Sunday, July 19, 2009

Letter to President Obama #40 | Subject: Cartoons

Dear President Obama,

In my experience, cartoons are quite effective when selling things to children, but the U.S. government's record on utilizing cartoons as an educational tool is mixed, at best. There have been notable successes-- perennial favorites like Smokey Bear and Woodsy Owl and "Give a Hoot, Don't Pollute" campaign.

Nevertheless, there have been failures--for instance, thanks to the McGruff "Take a Bite Out of Crime" campaign, I'm always tempted to bite criminals when I see them. I'll admit that if everyone in society bit criminals, that would be a pretty good deterrent, but as far as I know, I was the only one to do this, and I got a big old black eye for my trouble.

To be fair, the private sector has had failures too. For instance, every time I think of Trix, I think of a bunch of kids starving a rabbit. Animal cruelty rarely makes me think of breakfast, that's for sure.

In any case, many governmental organizations don't have cartoon campaigns at all! This seems like a glaring error, as that means there are no cartoon ambassadors for the military. Of course, because we're talking national defense, we'd want to promote two different ideas at the same time--one, that the U.S. is a rational and diplomatic nation, and two, that the U.S. is fully prepared to defend herself when necessary. This would require a good-cop, bad-cop sort of set up.

The good cop could be First Sargent Friendly from "your Department of Defense" and he'd be kind, generous, and willing to listen. His bad-cop pal would be a pro-wrestler-sized-commando simply referred to as "the Department of Offense." We could then show First Sargent Friendly cordially talking to our would-be-enemy and being really diplomatic about things, listening to our enemy's reasoning and arguments intently, getting him a cup of coffee, and always quick to proffer a compromise solution that works for all parties.
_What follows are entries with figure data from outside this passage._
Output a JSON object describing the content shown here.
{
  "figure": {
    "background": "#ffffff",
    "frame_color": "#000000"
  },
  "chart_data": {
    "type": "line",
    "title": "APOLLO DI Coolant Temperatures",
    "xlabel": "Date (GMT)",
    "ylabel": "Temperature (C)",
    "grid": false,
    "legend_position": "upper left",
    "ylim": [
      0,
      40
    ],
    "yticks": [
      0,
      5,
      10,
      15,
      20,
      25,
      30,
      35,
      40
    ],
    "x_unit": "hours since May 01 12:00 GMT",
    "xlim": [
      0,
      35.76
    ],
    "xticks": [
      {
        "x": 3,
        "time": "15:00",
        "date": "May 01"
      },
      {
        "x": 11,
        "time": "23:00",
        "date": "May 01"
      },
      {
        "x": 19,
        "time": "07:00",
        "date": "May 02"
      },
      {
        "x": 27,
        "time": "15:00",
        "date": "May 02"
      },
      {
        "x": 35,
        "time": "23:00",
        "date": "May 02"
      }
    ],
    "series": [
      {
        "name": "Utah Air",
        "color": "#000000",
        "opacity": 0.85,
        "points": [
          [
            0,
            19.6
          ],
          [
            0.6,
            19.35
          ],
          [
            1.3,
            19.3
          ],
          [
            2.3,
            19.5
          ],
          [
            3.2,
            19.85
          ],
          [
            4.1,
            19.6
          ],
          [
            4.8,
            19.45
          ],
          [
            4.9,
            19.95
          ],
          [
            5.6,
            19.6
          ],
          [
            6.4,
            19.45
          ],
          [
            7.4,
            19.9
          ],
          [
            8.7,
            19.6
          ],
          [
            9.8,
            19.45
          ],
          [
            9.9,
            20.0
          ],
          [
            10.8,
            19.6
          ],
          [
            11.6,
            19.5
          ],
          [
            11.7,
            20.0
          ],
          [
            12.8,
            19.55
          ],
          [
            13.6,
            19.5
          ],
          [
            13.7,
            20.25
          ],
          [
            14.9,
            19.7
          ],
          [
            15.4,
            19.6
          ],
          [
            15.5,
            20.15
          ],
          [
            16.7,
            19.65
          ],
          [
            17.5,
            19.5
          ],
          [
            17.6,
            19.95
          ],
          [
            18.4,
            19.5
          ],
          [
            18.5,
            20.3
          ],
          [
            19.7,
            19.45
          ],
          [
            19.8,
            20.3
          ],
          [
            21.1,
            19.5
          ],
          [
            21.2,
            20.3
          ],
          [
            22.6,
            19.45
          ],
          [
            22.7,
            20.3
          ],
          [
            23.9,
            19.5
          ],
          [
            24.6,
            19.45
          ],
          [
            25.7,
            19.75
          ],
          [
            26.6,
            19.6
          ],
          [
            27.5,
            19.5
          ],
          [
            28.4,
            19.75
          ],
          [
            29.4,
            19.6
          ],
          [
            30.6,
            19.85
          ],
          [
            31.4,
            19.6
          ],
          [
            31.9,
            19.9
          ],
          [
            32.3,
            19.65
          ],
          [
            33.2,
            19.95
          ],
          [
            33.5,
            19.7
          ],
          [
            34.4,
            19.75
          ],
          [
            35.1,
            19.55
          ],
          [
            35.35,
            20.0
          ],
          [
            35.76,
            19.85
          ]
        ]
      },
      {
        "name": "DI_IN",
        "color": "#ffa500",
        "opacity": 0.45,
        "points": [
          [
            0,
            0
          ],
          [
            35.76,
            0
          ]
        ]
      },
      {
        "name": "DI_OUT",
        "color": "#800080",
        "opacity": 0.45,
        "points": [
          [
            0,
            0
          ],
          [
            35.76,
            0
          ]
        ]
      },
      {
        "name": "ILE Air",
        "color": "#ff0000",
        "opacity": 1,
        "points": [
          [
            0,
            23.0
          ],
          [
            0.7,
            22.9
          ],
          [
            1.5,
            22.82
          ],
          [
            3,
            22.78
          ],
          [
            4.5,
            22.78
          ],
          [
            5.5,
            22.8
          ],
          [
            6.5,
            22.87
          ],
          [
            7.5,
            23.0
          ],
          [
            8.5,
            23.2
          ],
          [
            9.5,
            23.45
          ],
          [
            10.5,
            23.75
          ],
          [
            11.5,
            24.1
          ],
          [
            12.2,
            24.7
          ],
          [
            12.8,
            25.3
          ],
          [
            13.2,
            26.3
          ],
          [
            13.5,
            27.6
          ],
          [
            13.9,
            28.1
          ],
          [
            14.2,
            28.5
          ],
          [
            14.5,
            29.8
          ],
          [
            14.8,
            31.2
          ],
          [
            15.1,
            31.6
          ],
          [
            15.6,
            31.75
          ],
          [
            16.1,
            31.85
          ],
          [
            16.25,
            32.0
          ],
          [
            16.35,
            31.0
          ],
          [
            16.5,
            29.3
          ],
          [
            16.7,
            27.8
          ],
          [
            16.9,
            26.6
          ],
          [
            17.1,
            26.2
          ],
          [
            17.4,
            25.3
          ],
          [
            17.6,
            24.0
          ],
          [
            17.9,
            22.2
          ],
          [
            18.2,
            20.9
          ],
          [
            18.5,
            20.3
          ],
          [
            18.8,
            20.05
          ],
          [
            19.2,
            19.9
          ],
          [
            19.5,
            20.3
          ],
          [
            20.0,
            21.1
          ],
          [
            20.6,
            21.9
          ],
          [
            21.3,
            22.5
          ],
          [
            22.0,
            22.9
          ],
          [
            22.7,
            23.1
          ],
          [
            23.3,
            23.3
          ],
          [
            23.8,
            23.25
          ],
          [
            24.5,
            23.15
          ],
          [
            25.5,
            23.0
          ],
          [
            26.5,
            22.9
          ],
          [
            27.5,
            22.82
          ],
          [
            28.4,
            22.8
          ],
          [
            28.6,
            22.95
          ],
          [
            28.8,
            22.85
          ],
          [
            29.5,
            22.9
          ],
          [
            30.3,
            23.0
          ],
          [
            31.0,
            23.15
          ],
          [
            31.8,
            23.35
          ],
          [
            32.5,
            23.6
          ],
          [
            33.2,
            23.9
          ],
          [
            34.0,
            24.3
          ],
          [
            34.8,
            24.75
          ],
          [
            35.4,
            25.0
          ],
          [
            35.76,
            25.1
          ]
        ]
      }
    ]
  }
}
When this appears ineffective, Friendly perserveres, while quickly glancing at his watch and taking note of the time; while Friendly's still talking, The Department of Offense is slowly climbing up the ropes of the ring. (Oh, I forgot to mention, for this episode, they just happen to be next to a wrestling ring in a stadium with a capacity crowd.)

If Friendly doesn't reach a conclusion in time, he'll quickly step out of the way as the Dept. of Offense leaps down, and WHAMMO, our enemy is eating a foot-sandwich.
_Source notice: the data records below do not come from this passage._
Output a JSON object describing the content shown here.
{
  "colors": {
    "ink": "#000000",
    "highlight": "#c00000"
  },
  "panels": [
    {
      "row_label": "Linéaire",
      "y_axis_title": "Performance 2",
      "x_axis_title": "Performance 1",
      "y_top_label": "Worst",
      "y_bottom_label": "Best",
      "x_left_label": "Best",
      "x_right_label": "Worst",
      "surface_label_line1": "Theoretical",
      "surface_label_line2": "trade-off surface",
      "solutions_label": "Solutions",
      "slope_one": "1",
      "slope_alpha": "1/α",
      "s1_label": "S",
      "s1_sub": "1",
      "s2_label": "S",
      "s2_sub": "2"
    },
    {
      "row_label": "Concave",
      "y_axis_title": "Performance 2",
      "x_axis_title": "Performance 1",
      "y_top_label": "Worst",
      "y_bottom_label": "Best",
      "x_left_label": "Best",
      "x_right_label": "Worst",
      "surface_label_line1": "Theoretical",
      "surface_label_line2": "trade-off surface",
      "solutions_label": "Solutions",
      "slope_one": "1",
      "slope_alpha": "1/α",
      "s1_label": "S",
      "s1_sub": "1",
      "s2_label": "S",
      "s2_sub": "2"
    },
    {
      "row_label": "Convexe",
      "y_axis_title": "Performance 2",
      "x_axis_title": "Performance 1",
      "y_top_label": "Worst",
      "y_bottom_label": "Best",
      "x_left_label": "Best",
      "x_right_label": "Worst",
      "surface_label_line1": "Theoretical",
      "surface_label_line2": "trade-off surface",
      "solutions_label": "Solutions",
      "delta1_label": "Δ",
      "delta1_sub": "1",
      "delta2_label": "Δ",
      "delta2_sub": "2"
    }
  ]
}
To give such characters added depth, we could give each of them pets. Friendly could have a pet Dove or a Butterfly or something and we could call it Harmony. The Dept. of Offense could have a pet too--maybe an oversized vampire bat named Impending Doom.

The referee could have a United Nations jersey or something and the judges could be members of the Security Council. If this campaign were successful, perhaps a spin-off could happen at the U.N.; every country in the U.N. would get to pick a representative for the throwdown (I'm glad Brock Lesnar is American!) and then it'd on--U.N. headquarters would be a total cagematch and all resolutions would be decided by no-holds-barred matches. If countries were allied, they could fight in a tag team match, and so on.

This pro-wrestling, in turn, could replace actual war, thereby (a) making life better and (b) always ensuring that something interesting is on TV. Even if the U.N. wrestling league is a pie in the sky idea, I think it's pretty apparent that our military should be represented in cartoon form soon.

Please ask the folks at the D.O.D. to look into this for me.